The lounge’s namesake, Yuri Kochiyama, was a Japanese-American woman involved in civil rights and Black Nationalist movements. Prominent Chinese American architect Maya Lin, most famous for designing the Vietnam Veterans Memorial in Washington D.C. and Wave Field, designed the lounge, which features several portraits of Asian American women on the walls.

“It’s an integral part of our history,” Bodepudi said. “We’ve been there for the last 10 years, and a lot of student activism that we’ve been taking part of has occurred in that room.”

LSA sophomore Bianca Amato said attendance at Latino Student Organization meetings has suffered because they’ve had to move from the Yuri Kochiyama Lounge to the Ambatana Lounge on the other side of South Quad.

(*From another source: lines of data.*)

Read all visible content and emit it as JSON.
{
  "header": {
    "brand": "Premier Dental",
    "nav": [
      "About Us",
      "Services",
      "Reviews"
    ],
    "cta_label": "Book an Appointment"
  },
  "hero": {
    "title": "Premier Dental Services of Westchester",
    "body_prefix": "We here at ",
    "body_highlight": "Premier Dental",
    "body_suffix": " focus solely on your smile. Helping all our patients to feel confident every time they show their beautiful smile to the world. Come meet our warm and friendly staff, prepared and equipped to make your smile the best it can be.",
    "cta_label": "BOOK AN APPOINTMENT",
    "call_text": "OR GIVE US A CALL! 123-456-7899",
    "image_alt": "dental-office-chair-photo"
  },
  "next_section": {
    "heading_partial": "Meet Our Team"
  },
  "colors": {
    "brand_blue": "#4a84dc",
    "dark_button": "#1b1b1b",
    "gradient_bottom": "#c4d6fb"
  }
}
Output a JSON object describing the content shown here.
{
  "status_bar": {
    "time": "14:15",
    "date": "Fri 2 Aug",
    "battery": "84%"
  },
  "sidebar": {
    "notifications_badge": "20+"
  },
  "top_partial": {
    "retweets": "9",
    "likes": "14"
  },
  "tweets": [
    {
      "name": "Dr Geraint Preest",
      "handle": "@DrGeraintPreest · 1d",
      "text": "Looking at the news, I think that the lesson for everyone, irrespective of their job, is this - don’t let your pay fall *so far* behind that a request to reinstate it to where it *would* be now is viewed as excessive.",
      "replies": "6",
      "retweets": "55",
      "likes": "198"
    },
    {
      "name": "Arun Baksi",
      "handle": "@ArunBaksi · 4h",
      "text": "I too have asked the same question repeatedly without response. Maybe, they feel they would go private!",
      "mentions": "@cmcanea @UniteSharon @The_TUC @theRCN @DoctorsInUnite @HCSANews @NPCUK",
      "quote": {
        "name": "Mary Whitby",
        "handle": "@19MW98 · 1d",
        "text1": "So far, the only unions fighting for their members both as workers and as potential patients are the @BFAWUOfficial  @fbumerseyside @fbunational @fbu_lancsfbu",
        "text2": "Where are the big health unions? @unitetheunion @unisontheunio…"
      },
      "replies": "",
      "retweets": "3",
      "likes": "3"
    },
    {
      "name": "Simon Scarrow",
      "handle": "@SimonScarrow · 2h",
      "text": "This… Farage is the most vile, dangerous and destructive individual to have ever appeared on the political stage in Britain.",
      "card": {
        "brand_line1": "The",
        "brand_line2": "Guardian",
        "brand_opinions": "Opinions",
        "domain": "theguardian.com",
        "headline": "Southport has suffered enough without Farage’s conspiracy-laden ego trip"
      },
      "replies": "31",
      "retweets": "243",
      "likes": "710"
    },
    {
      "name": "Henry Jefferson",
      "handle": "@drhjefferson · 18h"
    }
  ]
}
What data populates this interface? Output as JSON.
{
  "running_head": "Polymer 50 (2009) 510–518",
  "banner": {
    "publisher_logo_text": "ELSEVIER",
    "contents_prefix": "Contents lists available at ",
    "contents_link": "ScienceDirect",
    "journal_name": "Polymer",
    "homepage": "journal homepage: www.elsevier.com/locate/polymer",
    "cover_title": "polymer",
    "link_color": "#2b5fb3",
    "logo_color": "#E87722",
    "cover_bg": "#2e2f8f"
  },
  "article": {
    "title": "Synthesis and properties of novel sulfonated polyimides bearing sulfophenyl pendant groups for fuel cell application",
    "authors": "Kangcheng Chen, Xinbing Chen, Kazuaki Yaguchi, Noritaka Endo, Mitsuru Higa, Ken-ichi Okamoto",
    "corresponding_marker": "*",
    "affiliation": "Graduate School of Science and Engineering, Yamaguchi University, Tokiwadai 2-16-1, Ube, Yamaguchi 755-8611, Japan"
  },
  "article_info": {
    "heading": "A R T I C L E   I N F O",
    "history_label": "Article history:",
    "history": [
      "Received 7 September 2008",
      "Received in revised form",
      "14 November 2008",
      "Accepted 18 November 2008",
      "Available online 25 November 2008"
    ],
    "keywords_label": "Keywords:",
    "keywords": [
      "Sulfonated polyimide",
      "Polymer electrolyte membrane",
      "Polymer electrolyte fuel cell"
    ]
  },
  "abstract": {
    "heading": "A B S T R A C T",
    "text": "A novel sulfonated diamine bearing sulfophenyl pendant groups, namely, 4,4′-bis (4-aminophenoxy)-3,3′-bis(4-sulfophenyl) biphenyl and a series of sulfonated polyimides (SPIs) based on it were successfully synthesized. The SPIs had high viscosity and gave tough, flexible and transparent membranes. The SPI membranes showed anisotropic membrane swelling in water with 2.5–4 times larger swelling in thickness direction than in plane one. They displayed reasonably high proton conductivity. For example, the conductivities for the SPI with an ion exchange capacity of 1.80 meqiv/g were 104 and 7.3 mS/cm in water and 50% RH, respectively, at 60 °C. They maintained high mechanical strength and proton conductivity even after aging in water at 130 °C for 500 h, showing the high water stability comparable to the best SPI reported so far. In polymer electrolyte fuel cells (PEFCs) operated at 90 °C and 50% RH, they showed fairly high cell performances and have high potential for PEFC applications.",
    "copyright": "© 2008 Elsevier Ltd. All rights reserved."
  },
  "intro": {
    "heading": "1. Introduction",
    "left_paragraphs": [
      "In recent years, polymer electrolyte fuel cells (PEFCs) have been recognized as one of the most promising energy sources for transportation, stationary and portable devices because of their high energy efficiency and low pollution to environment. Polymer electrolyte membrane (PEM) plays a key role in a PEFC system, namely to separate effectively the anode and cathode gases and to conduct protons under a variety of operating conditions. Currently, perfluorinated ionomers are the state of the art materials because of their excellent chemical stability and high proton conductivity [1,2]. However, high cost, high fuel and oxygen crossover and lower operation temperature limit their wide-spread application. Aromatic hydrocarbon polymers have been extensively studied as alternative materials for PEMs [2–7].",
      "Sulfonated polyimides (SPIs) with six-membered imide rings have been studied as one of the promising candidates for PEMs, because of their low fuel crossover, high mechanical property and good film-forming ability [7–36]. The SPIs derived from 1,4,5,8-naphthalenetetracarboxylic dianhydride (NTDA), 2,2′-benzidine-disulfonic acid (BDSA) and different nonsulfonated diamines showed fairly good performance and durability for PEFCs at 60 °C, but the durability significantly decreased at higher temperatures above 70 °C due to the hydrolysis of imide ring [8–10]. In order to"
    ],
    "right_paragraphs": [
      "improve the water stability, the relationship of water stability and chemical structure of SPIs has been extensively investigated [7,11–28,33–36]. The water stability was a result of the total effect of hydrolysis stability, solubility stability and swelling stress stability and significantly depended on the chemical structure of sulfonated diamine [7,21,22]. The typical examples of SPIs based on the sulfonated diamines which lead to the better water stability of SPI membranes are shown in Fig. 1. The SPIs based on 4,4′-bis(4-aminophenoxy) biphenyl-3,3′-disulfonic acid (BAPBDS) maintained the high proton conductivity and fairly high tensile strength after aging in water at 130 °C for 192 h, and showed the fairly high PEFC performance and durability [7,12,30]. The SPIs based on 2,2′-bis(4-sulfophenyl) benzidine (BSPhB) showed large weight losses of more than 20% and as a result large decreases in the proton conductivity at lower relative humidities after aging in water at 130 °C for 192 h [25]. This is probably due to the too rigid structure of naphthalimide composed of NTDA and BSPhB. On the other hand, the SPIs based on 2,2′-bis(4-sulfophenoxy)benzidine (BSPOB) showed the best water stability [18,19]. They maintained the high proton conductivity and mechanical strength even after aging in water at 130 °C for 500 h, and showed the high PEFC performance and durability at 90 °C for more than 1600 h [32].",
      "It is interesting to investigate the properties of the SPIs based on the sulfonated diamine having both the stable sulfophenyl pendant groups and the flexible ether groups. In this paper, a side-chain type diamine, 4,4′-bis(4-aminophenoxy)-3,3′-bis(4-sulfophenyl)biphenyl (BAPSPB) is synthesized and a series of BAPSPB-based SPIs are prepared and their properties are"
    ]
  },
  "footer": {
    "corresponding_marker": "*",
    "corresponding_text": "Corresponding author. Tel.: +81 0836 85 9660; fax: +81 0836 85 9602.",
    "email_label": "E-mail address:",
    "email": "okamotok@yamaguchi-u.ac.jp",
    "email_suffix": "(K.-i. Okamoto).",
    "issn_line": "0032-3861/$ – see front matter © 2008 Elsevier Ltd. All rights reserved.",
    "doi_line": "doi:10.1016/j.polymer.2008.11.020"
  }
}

Amato, LSO’s public relations chair, said the group has seemed like “a scatterbrained organization” because it doesn’t consistently meet in one place. She said the new policy is especially problematic because the organization is trying to raise its profile on campus this year.

She said the group was trying to negotiate an arrangement with Mosher-Jordan Residence Hall staff to have a permanent place in the Caesar Chavez lounge there, a space dedicated to Latin American activists.

LSA senior Laura Misumi, co-chair of UAAO, said she thought the policy was taking something away from the group.

“We want to make sure that we do have a place on this campus and that our unified voice is being recognized and acknowledged, and we kind of feel that this is a slight for our community.”

Her sentiment was reflected in UAAO’s petition.

“We feel that in order for the University of Michigan to uphold its various statements on diversity, that the right of students of color to have a central space on campus must be upheld,” the statement reads. “Such spaces are essential to our development as a community and to our educational experiences as individuals.”

The petition had 327 signatures as of Thursday night.

LSA junior Cordaye Ogletree, speaker of the Black Student Union, said he was concerned about the policy even though BSU hasn’t been affected. That group meets in the Trotter Multicultural Center.

“There’s only a certain amount of time before they try and put restrictions on the Trotter House,” he said. “We’ve decided to try and get them to change the policy.”

Ogletree and Misumi said they were planning to meet with leaders of the Latino Student Organization and other groups next week before approaching University Housing.

Logan said his office would consider making some exceptions to the policy on a case-by-case basis if “there is a really compelling reason to go beyond the guidelines for these groups.”

“There is a respect for the group that has had a part in creating that multicultural space,” he said. “University Housing will meet with any group who requests to go beyond the current policy.”